بِسْمِ ٱللَّهِ ٱلرَّحْمَٰنِ ٱلرَّحِيمِ
إِنَّ فِى ذَٰلِكَ لَءَايَٰتٍ لِّلْمُتَوَسِّمِينَ ٧٥
Şüphesiz bunda düşünüp görebilen kimseler için ibretler vardır.
وَإِنَّهَا لَبِسَبِيلٍ مُّقِيمٍ ٧٦
O şehrin kalıntıları hâlâ mevcut olan bir yol üstünde duruyor.
إِنَّ فِى ذَٰلِكَ لَءَايَةً لِّلْمُؤْمِنِينَ ٧٧
Şüphesiz bunda inananlar için bir ibret vardır.
وَإِن كَانَ أَصْحَٰبُ ٱلْأَيْكَةِ لَظَٰلِمِينَ ٧٨
“Eyke” halkı da şüphesiz zalim idiler.
فَٱنتَقَمْنَا مِنْهُمْ وَإِنَّهُمَا لَبِإِمَامٍ مُّبِينٍ ٧٩
Onlardan da intikam aldık. İkisi de (Lût kavminin yaşadığı Sodom ile Şu’ayb kavminin yaşadığı Eyke) belirgin bir anayol üzerinde idiler.
وَلَقَدْ كَذَّبَ أَصْحَٰبُ ٱلْحِجْرِ ٱلْمُرْسَلِينَ ٨٠
Andolsun, Hicr halkı da peygamberleri yalanlamıştı.
وَءَاتَيْنَٰهُمْ ءَايَٰتِنَا فَكَانُواْ عَنْهَا مُعْرِضِينَ ٨١
Biz, onlara âyetlerimizi vermiştik de onlardan yüz çevirmişlerdi.
وَكَانُواْ يَنْحِتُونَ مِنَ ٱلْجِبَالِ بُيُوتًا ءَامِنِينَ ٨٢
Onlar güven içinde dağlardan evler yontuyorlardı.
فَأَخَذَتْهُمُ ٱلصَّيْحَةُ مُصْبِحِينَ ٨٣
Onları da sabaha çıkarlarken o korkunç uğultulu ses yakalayıverdi.
فَمَآ أَغْنَىٰ عَنْهُم مَّا كَانُواْ يَكْسِبُونَ ٨٤
Kazanmakta oldukları şeyler kendilerine bir fayda vermedi.

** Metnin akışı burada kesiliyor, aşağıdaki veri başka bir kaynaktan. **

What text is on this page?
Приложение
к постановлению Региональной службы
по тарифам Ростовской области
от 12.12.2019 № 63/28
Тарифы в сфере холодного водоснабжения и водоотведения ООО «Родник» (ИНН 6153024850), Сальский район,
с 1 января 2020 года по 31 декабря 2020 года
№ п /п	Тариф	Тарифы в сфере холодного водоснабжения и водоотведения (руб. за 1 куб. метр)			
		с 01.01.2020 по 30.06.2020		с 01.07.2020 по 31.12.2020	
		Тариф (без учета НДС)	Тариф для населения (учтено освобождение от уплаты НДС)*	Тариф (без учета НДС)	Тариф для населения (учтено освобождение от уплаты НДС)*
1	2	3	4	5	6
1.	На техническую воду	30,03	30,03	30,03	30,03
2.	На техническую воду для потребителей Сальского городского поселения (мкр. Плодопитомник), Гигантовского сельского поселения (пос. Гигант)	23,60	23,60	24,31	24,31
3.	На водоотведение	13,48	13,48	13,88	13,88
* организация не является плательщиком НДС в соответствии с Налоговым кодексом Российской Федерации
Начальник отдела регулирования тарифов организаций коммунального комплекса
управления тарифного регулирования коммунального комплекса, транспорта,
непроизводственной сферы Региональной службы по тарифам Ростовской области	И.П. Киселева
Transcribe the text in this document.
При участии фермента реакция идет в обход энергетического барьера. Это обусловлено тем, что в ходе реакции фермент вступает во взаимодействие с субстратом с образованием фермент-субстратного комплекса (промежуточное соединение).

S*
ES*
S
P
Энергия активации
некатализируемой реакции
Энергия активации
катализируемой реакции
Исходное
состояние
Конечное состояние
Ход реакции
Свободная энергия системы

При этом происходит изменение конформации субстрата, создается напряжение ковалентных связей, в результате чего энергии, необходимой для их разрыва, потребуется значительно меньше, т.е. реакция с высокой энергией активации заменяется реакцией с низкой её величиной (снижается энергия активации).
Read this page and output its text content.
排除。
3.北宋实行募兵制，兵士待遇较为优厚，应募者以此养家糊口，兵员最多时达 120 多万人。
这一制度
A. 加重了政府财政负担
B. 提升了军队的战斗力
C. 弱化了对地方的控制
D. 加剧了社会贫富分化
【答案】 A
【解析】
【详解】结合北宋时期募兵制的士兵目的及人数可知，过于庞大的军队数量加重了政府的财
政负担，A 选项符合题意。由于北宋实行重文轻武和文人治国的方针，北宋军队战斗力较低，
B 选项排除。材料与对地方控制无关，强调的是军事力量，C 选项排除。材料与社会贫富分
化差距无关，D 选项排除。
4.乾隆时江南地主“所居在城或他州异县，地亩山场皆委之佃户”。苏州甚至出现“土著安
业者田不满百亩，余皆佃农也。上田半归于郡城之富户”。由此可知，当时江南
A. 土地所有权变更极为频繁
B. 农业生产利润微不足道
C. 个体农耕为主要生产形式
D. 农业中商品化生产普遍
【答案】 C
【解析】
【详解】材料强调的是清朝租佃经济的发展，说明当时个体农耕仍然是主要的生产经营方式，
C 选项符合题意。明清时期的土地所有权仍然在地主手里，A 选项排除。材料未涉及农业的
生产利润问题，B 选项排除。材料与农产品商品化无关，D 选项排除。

وَمَا خَلَقْنَا ٱلسَّمَٰوَٰتِ وَٱلْأَرْضَ وَمَا بَيْنَهُمَآ إِلَّا بِٱلْحَقِّۗ وَإِنَّ ٱلسَّاعَةَ لَءَاتِيَةٌۖ فَٱصْفَحِ ٱلصَّفْحَ ٱلْجَمِيلَ ٨٥
Biz, gökleri, yeri ve her ikisi arasında bulunanları ancak hakka ve hikmete uygun olarak yarattık. Kıyamet günü mutlaka gelecektir. Sen şimdi güzel bir şekilde hoşgörü ile muamele et.